Je n’ai jamais pour ma part été capable de les mener à terme qu’empiriquement. Après bien des atermoiements, pour finir presque les yeux fermés, les doigts pianotant sur les rangées et sur les piles – à ceux que le hasard désignera. Le pire est qu’à cette roulette russe on garde toujours des regrets. Le livre dont on s’est défait devient presque immanquablement un remords, une vision : celle de sa dernière image, dernier regard jeté à la pile abandonnée sur le trottoir, dont le vent soulevait quelques premières pages…
Etrangement, au lieu de les en aimer davantage, on en veut toujours un peu à ceux qui restent.
Et que dire de ceux qu’on finit par racheter ? Les fils prodigues ont toujours été les préférés.
D’un autre côté, se refuser aux coupes sombres ou les bâcler n’est pas une solution. A une époque, je me suis par exemple retrouvé avec trois Cratyle, c’est dire s’il s’agit bien d’une véritable technique dont le hasard, malgré tout, devrait le plus possible être écarté.
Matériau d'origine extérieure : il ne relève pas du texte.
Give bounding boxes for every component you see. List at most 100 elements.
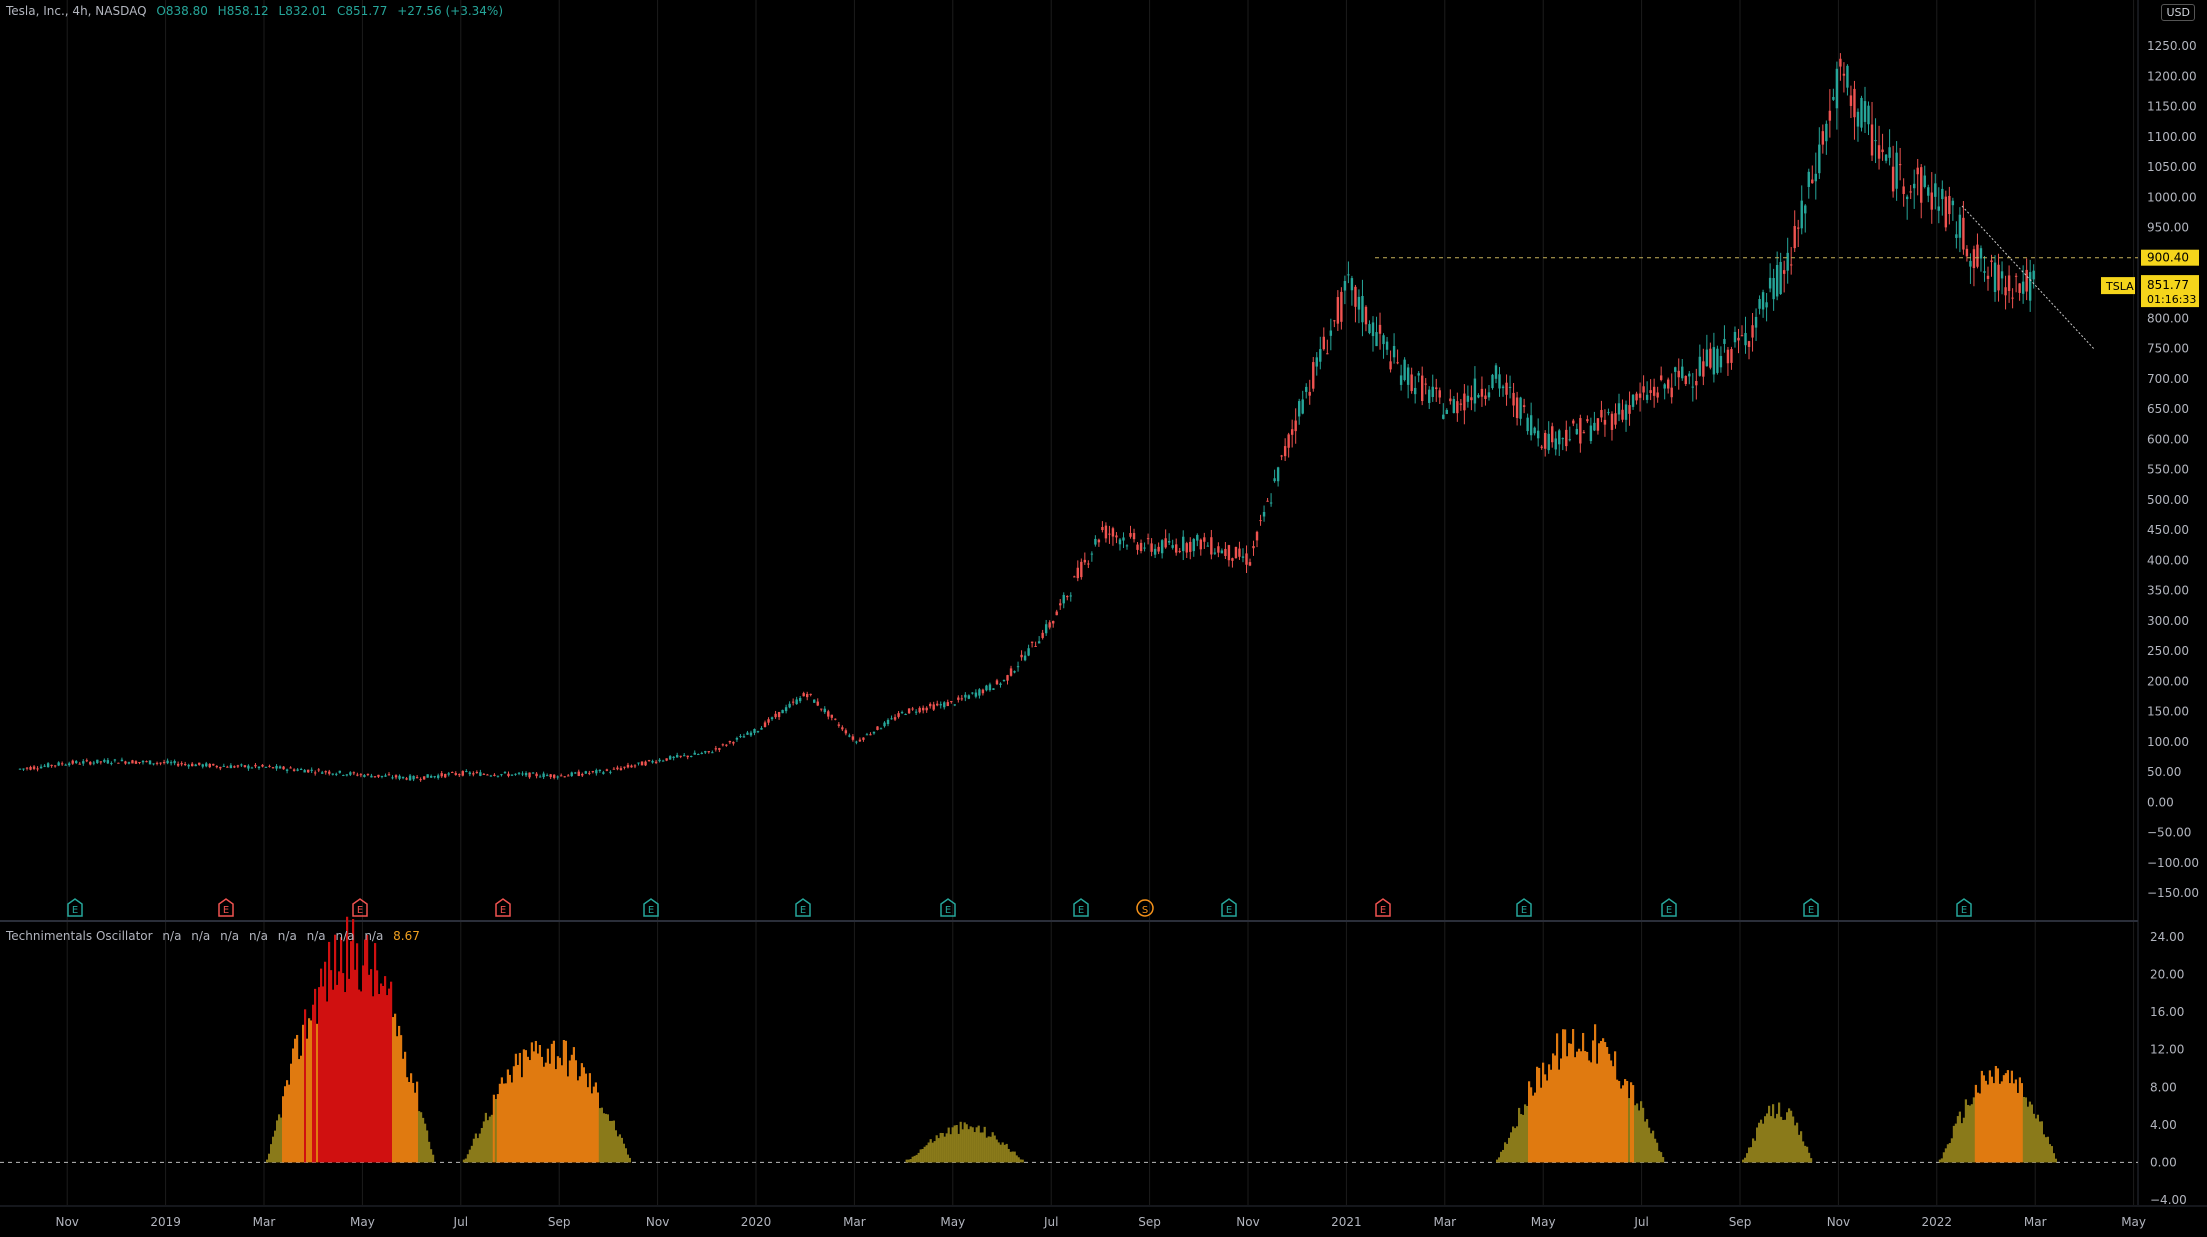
time-axis-label: Mar	[1433, 1215, 1456, 1229]
oscillator-bar	[1019, 1159, 1022, 1163]
candle-body	[556, 776, 559, 778]
candle-body	[1902, 186, 1905, 194]
oscillator-bar	[1628, 1098, 1631, 1163]
oscillator-bar	[496, 1094, 499, 1163]
osc-axis-label: 8.00	[2150, 1080, 2177, 1094]
candle-body	[1737, 337, 1740, 341]
currency-button[interactable]: USD	[2161, 4, 2195, 21]
oscillator-bar	[1520, 1114, 1523, 1163]
trend-line[interactable]	[1961, 205, 2096, 351]
earnings-event-marker[interactable]: E	[1956, 898, 1972, 917]
candle-body	[275, 765, 278, 769]
oscillator-bar	[1660, 1152, 1663, 1163]
candle-body	[222, 765, 226, 767]
earnings-event-marker[interactable]: E	[795, 898, 811, 917]
oscillator-bar	[410, 1073, 413, 1163]
candle-body	[1463, 393, 1466, 411]
oscillator-bar	[1500, 1151, 1503, 1163]
oscillator-bar	[2048, 1144, 2051, 1163]
earnings-event-marker[interactable]: E	[1073, 898, 1089, 917]
candle-body	[465, 770, 468, 772]
candle-body	[1888, 147, 1891, 158]
candle-body	[2014, 275, 2018, 277]
level-price-badge[interactable]	[2141, 249, 2199, 266]
oscillator-bar	[1524, 1104, 1527, 1163]
oscillator-bar	[1624, 1079, 1627, 1163]
candle-body	[644, 761, 647, 766]
earnings-event-marker[interactable]: E	[1375, 898, 1391, 917]
candle-body	[1853, 88, 1856, 118]
candle-body	[602, 772, 605, 774]
split-event-marker[interactable]: S	[1136, 899, 1154, 917]
candle-body	[820, 708, 823, 710]
candle-body	[1435, 387, 1438, 389]
event-marker-letter: E	[72, 905, 78, 916]
oscillator-bar	[1508, 1137, 1511, 1163]
earnings-marker-shape	[1073, 898, 1089, 917]
candle-body	[756, 731, 760, 733]
candle-body	[598, 769, 602, 772]
earnings-event-marker[interactable]: E	[352, 898, 368, 917]
candle-body	[2011, 297, 2014, 299]
symbol-title[interactable]: Tesla, Inc., 4h, NASDAQ	[6, 4, 147, 18]
earnings-event-marker[interactable]: E	[1661, 898, 1677, 917]
candle-body	[1638, 393, 1642, 398]
oscillator-bar	[1620, 1088, 1623, 1163]
oscillator-bar	[316, 1023, 319, 1163]
candle-body	[384, 775, 387, 777]
candle-body	[1793, 226, 1796, 249]
candle-body	[1269, 502, 1273, 504]
earnings-event-marker[interactable]: E	[940, 898, 956, 917]
oscillator-bar	[1654, 1138, 1657, 1163]
oscillator-bar	[540, 1056, 543, 1163]
oscillator-legend[interactable]: Technimentals Oscillator n/a n/a n/a n/a…	[6, 929, 426, 943]
candle-body	[187, 764, 190, 767]
candle-body	[183, 764, 187, 766]
earnings-event-marker[interactable]: E	[1803, 898, 1819, 917]
candle-body	[567, 775, 570, 777]
oscillator-bar	[2050, 1146, 2053, 1163]
price-axis[interactable]: 1250.00 1200.00 1150.00 1100.00 1050.00 1000.…	[2147, 39, 2199, 900]
candle-body	[377, 774, 380, 777]
candle-body	[1023, 655, 1027, 661]
time-axis[interactable]: Nov 2019 Mar May Jul Sep Nov 2020 Mar May Jul Sep No…	[55, 1215, 2146, 1229]
low-value: L832.01	[278, 4, 328, 18]
oscillator-bar	[332, 989, 335, 1163]
symbol-legend[interactable]: Tesla, Inc., 4h, NASDAQ O838.80 H858.12 …	[6, 4, 509, 18]
candle-body	[1740, 335, 1744, 337]
oscillator-bar	[1015, 1155, 1018, 1163]
candle-body	[1449, 398, 1452, 402]
candle-body	[110, 763, 113, 765]
oscillator-bar	[1544, 1074, 1547, 1163]
candle-body	[1719, 355, 1723, 368]
oscillator-name[interactable]: Technimentals Oscillator	[6, 929, 153, 943]
candle-body	[292, 769, 296, 771]
earnings-event-marker[interactable]: E	[67, 898, 83, 917]
candle-body	[563, 776, 566, 778]
earnings-event-marker[interactable]: E	[495, 898, 511, 917]
candle-body	[1164, 538, 1167, 548]
oscillator-bar	[1988, 1070, 1991, 1163]
price-axis-label: 1150.00	[2147, 100, 2197, 114]
oscillator-bar	[1970, 1104, 1973, 1163]
oscillator-bar	[1592, 1040, 1595, 1163]
oscillator-bar	[512, 1066, 515, 1163]
oscillator-bar	[400, 1035, 403, 1163]
earnings-event-marker[interactable]: E	[643, 898, 659, 917]
candle-body	[1442, 414, 1445, 419]
candle-body	[1744, 333, 1747, 346]
oscillator-bar	[1658, 1150, 1661, 1163]
candle-body	[1782, 270, 1786, 274]
symbol-tag[interactable]	[2101, 277, 2135, 295]
earnings-event-marker[interactable]: E	[218, 898, 234, 917]
oscillator-bar	[1954, 1123, 1957, 1163]
candle-body	[243, 765, 247, 768]
last-price-badge[interactable]	[2141, 275, 2199, 308]
earnings-event-marker[interactable]: E	[1221, 898, 1237, 917]
earnings-event-marker[interactable]: E	[1516, 898, 1532, 917]
oscillator-axis[interactable]: 24.00 20.00 16.00 12.00 8.00 4.00 0.00 −4.00	[2150, 930, 2187, 1207]
oscillator-bar	[1606, 1047, 1609, 1163]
Chez Annabel, ce n’était pas très grand non plus, bien plus petit qu’ici en tout cas et d’ailleurs il n’y avait pas de livres. Enfin, très peu, pour être exact, et qui ne lui appartenaient pas, entreposés là par la propriétaire qui en avait depuis oublié l’existence – et Annabel qui la détestait de l’encombrer ainsi me les avait presque tous donnés.
Elle n’aimait lire qu’occasionnellement, exceptionnellement : principalement les ouvrages dont elle connaissait l’auteur, comme ceux, évidemment, d’Edgar Thabor ; les romans d’Ida Carnot qu’elle admirait, et de grand livres, richement illustrés, sur l’art nouveau, qui étaient les seuls qu’elle achetait.
Moi qui me trimballais avec tous mes livres au gré de mes pérégrinations, j’étais alors incapable (l’envie m’en a passé depuis) d’en écrire un seul… Un seul, qu’Annabel eût lu.
Sûrement est-ce pour cette raison qu’elle a choisi Edgar… Peut-être pas… Elle avait aussi toujours préféré les hommes plus âgés. Je représentais à cet égard – et jusqu’à présent représente – l’exception.
Aussi étonnant que cela puisse paraître (mais l’absence de livres modifiait toutes les données), sa chambre me plaisait pour les raisons mêmes qu’elle la fuyait le plus souvent possible, et qui tenaient à toutes les conséquences de son exiguïté.
Ou alors – l’aurait-elle épousé parce que sa proposition lui avait du même coup donné l’occasion de déménager ?
Elle n’avait peut-être pas envie de s’enfermer avec moi et tous mes bouquins. Ce que je peux comprendre, mais quand même ; n’y aurait-il donc, dans la bibliothèque d’Edgar, que ses propres livres ?
Parce que la chambre d’Annabel était très petite. Il s’agissait en vérité davantage d’une « pièce », dépendance de l’appartement sur cour, au rez-de-chaussée, d’un bâtiment C des d’immeuble parisien. « Escalier C » était peint en lettres noires sur le mur blanc, à droite d’une petite flèche ascendante vers l’escalier. La première fois que je l’accompagnai chez elle, c’est à cet endroit qu’elle se retourna sur moi pour me sourire, clin d’œil cinématographique.
On accédait à cette pièce par une porte qui n’avait pas été conçue pour cela, étroite et un peu basse, contiguë à celle de la cave. Un long couloir qui tenait lieu de cabinet de toilette et de cuisine complétait, derrière une porte de séparation, la chambre proprement dite.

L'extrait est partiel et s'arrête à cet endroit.